A more penetrating worry is over who controls foundation models. Training a really large system such as Google’s PaLM costs more than $10m a go and requires access to huge amounts of data—the more computing power and the more data the better. This raises the spectre of a technology concentrated in the hands of a small number of tech companies or governments.
If so, the training data could further entrench the world’s biases—and in a particularly stifling and unpleasant way. Would you trust a ten-year-old whose entire sense of reality had been formed by surfing the internet? Might Chinese- and American-trained ais be recruited to an ideological struggle to bend minds? What will happen to cultures that are poorly represented online?
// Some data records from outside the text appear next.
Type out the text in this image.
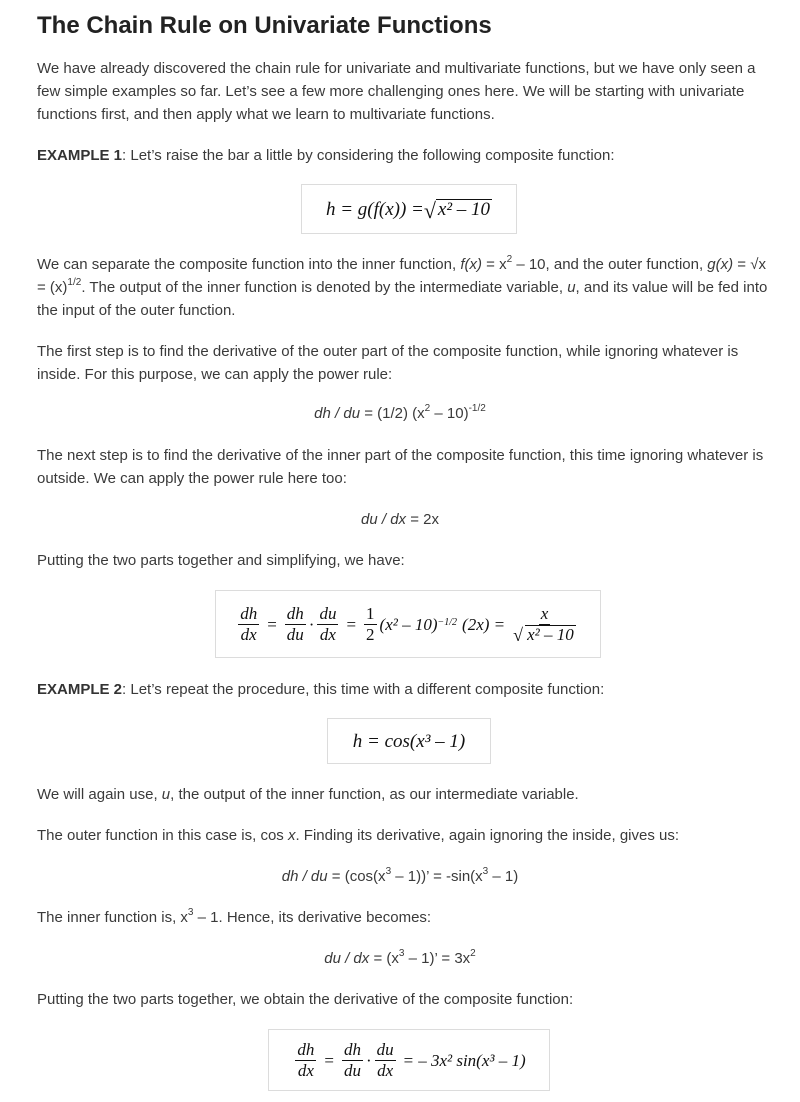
The Chain Rule on Univariate Functions

We have already discovered the chain rule for univariate and multivariate functions, but we have only seen a few simple examples so far. Let’s see a few more challenging ones here. We will be starting with univariate functions first, and then apply what we learn to multivariate functions.

EXAMPLE 1: Let’s raise the bar a little by considering the following composite function:

h = g(f(x)) = √ x² – 10

We can separate the composite function into the inner function, $f(x) = x^2 - 10$, and the outer function, $g(x) = √x = (x)^{1/2}$. The output of the inner function is denoted by the intermediate variable, u, and its value will be fed into the input of the outer function.

The first step is to find the derivative of the outer part of the composite function, while ignoring whatever is inside. For this purpose, we can apply the power rule:

dh / du = (1/2) $(x^2 - 10)^{-1/2}$

The next step is to find the derivative of the inner part of the composite function, this time ignoring whatever is outside. We can apply the power rule here too:

du / dx = 2x

Putting the two parts together and simplifying, we have:

$\frac{dh}{dx} = \frac{dh}{du} \cdot \frac{du}{dx} = \frac{1}{2} (x^2 - 10)^{-1/2}$ $(2x) = \frac{x}{\text{√ x² – 10}}$

EXAMPLE 2: Let’s repeat the procedure, this time with a different composite function:

h = cos(x³ – 1)

We will again use, u, the output of the inner function, as our intermediate variable.

The outer function in this case is, cos x. Finding its derivative, again ignoring the inside, gives us:

dh / du = $(\cos(x^3 - 1))$’ = $-\sin(x^3 - 1)$

The inner function is, $x^3 - 1$. Hence, its derivative becomes:

du / dx = $(x^3 - 1)$’ = $3x^2$

Putting the two parts together, we obtain the derivative of the composite function:

$\frac{dh}{dx} = \frac{dh}{du} \cdot \frac{du}{dx}$ = – 3x² sin(x³ – 1)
And then there is the question of access. For the moment, the biggest models are restricted, to prevent them from being used for nefarious purposes such as generating fake news stories. Openai, a startup, has designed its model, called DALL-E 2, in an attempt to stop it from producing violent or pornographic images. Firms are right to fear abuse, but the more powerful these models are, the more limiting access to them creates a new elite. Self-regulation is unlikely to resolve the dilemma.
Bring on the revolution
For years it has been said that AI-powered automation poses a threat to people in repetitive, routine jobs and that artists, writers and programmers are safer. Foundation models challenge that assumption. But they also show how AI can be used as a software sidekick to enhance productivity. This machine intelligence does not resemble humankind but offers something entirely different. Handled well, it is more likely to complement humanity than usurp it.